穂高は身体に泥を塗り、植物を着けることで背景と同化していた。周囲に身体の輪郭を溶け込ませ、獲物を狙うカマキリのように擬態するのだ。
また、顔にも顔料を塗った。
人間という生き物は逆三角形に三点が配置されているだけで、自動的に脳が補正して顔を浮かび上がらせてしまう。何気ない黒い染みでも不気味な顔に見えてしまうのはそれだ。
我々は目で見ているようで、脳で物を見ていると言っても良い。
逆に言えば、その三点を認識しづらくするだけでその人間に備わっている機能を撹乱する事ができるのだ。
そうして完全に気配を消した穂高が、区役所の正面の丘で伏して待った。正面玄関まではおよそ八百メートルほどか。問題ない、この距離までは。
タカの眼と呼ばれる穂高の視力は、衰えるどころかさらに精度を上げていた。これだけの距離を保っていながらも、裸眼ではっきり顔を判別できるほどの遠目が効いた。
静かに、石や木のように静かにその時を待つ。
ある時クンネと思われる一団が現れ、ウナ達を連れて行った。ウナの無事を祈らずにはいられないが、ここで彼にできるのは祈ることだけだ。そうして、しばらく経った頃。
区役所の扉が、内側から静かに開かれた。中からニタイの人間だと思われる者達が二名、玄関先に出てきた。彼らが何かを待っているような所作をしていると、ほどなくして見たことのある男がそこに現れた。
ざわり、と髪の毛が逆立つ感じがした。
「……」
無言で小銃を握る手に力が入る。そこに、現れたのはあの男だ。ヘビ男、清国の男、そうだ、司馬伟と名乗ったあの男だ。彼らは何の抵抗もなく、自然に区役所の中に消えていった。
おそらくニタイの中に、司馬伟を手引きしたものが居る。ウナともクンネとも違う別の何者かが、留守中の天守閣に彼奴等を招き入れたのだ。

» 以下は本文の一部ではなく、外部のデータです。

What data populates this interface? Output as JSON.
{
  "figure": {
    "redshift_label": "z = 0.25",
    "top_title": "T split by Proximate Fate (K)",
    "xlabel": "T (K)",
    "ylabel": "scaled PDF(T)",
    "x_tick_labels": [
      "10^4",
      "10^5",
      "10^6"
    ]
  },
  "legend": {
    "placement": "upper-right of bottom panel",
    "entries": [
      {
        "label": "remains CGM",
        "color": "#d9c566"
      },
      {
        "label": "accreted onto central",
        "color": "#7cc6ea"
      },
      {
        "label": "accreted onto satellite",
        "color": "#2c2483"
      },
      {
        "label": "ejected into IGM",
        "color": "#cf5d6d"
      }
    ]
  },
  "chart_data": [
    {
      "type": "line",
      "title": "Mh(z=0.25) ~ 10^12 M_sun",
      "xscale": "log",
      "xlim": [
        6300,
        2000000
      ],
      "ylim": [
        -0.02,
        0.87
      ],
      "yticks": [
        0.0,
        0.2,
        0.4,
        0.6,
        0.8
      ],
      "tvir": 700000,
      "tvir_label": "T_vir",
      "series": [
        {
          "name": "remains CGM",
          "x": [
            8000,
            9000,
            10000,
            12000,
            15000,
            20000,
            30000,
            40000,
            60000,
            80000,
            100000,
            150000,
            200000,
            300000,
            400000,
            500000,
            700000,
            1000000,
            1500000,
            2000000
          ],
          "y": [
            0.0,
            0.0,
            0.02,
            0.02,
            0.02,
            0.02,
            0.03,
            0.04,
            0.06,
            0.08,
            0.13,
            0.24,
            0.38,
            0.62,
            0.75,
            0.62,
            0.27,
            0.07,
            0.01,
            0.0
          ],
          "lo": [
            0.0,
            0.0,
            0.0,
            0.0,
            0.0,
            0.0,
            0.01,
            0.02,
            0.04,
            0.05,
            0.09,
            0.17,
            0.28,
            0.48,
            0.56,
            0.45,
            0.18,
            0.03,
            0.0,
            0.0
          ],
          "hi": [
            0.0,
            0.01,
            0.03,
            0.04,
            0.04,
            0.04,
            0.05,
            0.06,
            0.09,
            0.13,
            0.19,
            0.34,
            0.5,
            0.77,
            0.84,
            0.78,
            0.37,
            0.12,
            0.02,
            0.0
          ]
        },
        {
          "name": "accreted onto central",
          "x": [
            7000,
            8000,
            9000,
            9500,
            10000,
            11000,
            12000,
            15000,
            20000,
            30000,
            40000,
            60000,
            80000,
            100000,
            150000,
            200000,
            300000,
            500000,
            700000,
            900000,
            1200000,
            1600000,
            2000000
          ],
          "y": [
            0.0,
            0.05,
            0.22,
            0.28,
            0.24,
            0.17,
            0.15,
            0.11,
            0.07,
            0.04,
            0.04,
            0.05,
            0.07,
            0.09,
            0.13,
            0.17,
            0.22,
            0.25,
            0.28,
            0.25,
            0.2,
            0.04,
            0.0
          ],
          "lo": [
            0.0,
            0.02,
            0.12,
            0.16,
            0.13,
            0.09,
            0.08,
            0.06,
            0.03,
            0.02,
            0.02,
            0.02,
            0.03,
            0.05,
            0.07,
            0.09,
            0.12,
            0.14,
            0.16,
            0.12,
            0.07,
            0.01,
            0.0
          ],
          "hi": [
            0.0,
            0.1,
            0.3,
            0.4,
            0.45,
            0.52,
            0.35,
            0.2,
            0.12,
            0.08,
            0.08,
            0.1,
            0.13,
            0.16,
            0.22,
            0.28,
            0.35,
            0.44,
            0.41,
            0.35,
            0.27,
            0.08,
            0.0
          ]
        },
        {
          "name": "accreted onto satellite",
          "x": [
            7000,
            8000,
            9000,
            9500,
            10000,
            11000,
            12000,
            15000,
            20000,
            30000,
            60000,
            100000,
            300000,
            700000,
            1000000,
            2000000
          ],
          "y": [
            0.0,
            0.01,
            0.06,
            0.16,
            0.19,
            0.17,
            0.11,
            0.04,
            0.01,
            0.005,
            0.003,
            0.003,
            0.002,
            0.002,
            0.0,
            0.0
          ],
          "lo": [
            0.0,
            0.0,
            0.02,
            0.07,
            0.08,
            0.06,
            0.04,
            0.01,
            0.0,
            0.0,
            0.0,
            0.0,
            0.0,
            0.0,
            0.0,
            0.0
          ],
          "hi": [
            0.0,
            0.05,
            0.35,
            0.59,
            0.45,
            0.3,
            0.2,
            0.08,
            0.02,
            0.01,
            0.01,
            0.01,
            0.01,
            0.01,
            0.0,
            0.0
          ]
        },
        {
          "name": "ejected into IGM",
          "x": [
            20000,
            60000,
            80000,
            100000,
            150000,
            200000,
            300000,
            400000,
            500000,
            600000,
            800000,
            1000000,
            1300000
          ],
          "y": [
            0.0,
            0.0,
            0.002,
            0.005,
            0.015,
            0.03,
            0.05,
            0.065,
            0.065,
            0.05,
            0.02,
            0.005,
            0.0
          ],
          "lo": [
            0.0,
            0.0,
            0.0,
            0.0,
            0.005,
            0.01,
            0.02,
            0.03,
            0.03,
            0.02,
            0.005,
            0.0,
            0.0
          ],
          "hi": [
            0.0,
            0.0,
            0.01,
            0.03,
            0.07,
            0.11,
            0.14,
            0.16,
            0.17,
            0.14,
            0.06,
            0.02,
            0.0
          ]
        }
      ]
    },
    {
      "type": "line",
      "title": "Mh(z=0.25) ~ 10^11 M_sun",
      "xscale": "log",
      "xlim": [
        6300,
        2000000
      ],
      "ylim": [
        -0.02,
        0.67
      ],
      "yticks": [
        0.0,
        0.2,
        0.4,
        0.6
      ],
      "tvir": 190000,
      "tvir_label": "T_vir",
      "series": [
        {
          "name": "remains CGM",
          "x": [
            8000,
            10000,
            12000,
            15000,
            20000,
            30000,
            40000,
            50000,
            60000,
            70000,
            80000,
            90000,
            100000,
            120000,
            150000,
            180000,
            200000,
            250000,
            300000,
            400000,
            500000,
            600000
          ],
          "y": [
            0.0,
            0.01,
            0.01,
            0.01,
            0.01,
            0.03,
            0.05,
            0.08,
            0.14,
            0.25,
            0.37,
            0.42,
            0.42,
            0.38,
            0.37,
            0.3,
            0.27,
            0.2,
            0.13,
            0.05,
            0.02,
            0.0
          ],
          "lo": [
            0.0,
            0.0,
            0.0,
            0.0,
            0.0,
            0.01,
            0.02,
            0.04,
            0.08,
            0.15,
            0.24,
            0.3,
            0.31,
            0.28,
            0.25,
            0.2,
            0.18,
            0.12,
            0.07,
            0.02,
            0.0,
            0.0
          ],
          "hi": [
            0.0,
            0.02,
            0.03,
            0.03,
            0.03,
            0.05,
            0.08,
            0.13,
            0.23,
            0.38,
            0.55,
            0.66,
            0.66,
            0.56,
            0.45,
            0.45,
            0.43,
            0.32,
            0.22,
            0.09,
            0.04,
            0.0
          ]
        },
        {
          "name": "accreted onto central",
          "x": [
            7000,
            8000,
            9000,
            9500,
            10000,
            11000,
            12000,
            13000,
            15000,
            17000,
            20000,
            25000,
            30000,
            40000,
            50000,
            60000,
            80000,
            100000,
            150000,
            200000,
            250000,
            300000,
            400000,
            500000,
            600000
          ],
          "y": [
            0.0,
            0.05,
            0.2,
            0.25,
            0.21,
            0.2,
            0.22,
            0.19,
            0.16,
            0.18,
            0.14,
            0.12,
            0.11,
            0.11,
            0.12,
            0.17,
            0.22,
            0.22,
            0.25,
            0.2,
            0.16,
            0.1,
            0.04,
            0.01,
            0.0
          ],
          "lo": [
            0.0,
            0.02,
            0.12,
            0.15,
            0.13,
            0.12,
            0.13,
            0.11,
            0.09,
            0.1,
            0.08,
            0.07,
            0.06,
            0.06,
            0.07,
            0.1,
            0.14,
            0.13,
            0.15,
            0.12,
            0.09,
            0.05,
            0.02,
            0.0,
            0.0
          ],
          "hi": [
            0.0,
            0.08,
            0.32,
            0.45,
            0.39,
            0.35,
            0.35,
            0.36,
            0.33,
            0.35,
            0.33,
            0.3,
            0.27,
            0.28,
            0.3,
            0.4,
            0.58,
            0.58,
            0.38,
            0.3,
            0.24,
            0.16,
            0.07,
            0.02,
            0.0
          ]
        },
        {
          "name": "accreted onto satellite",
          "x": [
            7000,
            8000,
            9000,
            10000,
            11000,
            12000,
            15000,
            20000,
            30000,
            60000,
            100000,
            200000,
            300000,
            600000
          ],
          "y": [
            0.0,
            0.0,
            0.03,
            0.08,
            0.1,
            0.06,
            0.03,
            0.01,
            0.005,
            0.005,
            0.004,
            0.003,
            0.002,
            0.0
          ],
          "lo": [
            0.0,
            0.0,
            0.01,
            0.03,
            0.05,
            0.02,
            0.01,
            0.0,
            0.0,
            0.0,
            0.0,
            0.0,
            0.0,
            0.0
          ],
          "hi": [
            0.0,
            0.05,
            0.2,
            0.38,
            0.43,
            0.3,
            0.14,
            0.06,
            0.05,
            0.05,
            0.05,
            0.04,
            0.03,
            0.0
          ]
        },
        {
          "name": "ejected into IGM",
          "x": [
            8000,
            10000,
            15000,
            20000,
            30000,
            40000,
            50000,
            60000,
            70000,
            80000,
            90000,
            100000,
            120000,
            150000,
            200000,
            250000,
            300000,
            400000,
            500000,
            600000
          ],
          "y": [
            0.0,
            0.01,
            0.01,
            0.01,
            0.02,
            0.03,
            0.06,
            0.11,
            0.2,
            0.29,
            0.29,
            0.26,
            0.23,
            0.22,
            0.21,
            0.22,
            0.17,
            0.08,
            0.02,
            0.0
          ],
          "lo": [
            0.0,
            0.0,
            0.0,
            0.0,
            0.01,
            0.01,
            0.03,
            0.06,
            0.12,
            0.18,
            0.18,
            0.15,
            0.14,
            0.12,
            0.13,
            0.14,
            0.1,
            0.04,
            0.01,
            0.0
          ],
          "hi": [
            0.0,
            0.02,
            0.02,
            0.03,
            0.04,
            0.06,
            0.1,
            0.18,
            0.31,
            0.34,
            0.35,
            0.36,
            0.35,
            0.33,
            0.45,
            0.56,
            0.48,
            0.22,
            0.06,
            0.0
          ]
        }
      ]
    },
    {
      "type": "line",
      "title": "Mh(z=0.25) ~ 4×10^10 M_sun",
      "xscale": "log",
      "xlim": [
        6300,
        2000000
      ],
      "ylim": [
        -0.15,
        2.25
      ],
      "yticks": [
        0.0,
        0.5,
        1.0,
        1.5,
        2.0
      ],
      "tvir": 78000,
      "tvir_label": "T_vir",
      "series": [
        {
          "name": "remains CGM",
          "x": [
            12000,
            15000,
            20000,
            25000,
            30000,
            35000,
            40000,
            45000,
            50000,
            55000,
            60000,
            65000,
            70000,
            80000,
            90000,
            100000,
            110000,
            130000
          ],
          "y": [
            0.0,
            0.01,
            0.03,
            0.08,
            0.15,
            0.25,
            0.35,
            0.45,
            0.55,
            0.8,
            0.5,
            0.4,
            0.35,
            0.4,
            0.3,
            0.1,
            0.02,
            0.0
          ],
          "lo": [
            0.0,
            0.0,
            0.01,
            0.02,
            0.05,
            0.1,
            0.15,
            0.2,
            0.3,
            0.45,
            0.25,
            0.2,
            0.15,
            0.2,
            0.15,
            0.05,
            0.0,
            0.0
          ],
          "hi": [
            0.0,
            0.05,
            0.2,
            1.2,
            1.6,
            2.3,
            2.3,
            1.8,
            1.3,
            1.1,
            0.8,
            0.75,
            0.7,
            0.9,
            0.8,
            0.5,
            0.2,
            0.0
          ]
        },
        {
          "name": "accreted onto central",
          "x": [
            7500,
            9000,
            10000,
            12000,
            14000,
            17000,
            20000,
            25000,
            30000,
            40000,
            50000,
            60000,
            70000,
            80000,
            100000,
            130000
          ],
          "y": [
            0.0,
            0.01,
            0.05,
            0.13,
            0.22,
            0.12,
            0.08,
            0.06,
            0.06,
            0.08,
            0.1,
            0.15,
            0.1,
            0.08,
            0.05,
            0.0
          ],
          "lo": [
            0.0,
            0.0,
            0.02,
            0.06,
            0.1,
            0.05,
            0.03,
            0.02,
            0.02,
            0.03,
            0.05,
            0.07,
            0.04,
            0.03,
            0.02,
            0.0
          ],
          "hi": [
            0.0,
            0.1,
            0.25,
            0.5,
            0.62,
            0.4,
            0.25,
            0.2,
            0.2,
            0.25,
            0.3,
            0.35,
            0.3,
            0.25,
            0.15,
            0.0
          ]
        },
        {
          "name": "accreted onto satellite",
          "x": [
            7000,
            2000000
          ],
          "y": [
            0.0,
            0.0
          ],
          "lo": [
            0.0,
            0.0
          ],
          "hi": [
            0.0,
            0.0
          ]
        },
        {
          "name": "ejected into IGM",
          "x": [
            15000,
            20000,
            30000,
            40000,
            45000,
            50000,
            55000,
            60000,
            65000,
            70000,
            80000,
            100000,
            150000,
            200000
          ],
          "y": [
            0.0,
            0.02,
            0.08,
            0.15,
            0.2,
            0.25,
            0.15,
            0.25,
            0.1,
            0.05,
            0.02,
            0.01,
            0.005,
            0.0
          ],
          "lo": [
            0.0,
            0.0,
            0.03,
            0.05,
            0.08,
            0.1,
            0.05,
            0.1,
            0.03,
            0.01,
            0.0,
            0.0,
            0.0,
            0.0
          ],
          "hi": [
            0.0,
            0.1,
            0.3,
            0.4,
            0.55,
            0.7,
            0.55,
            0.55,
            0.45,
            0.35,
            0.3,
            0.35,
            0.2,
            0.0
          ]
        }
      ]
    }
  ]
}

あのヘビ男がここまで絡んでいるとするならば、明継の誘拐が真実味を帯びてきた。願わくばただの狂言であって欲しかった。だが札幌で衝突し、姿をくらましたあの男がこの地にいるということは……。
腹の奥で赤黒く煮えたぎる溶岩のようなものが、胃を、内臓をぐるりと円を描いて渦を巻いた。
しばらくして、再び外に出てきた司馬伟の顔を見ると、怒りに任せ引き金を引いてしまいたいという欲求がおこった。この男が全ての根源だと断じて、この手で、この場で処罰を与えてしまいたかった。しかし、そうはいかない。
明継の姿を確認するまでは、彼奴等がどこで何を企んでいるのかを確認するまでは。
「……ふぅぅ」
誰にも聞かれることのない吐息が、吹く風にあわせて漏れ出した。腹の奥にとぐろを巻く黒い意識とは裏腹に、心の臓は一定の間隔で規則正しく時を刻んでいる。
「大丈夫だ、私は……わしは冷静だ」
ぎゅっと一瞬、目を閉じて心を整えた。
何事か工作を終えたのか、司馬伟たちはどこかへ歩いて向かい始めた。
穂高はそれを追跡する。
蛇を見つけても、下手に尾を掴んでは意図せぬ反撃を受けるかもしれん。その頭を抑えなければ。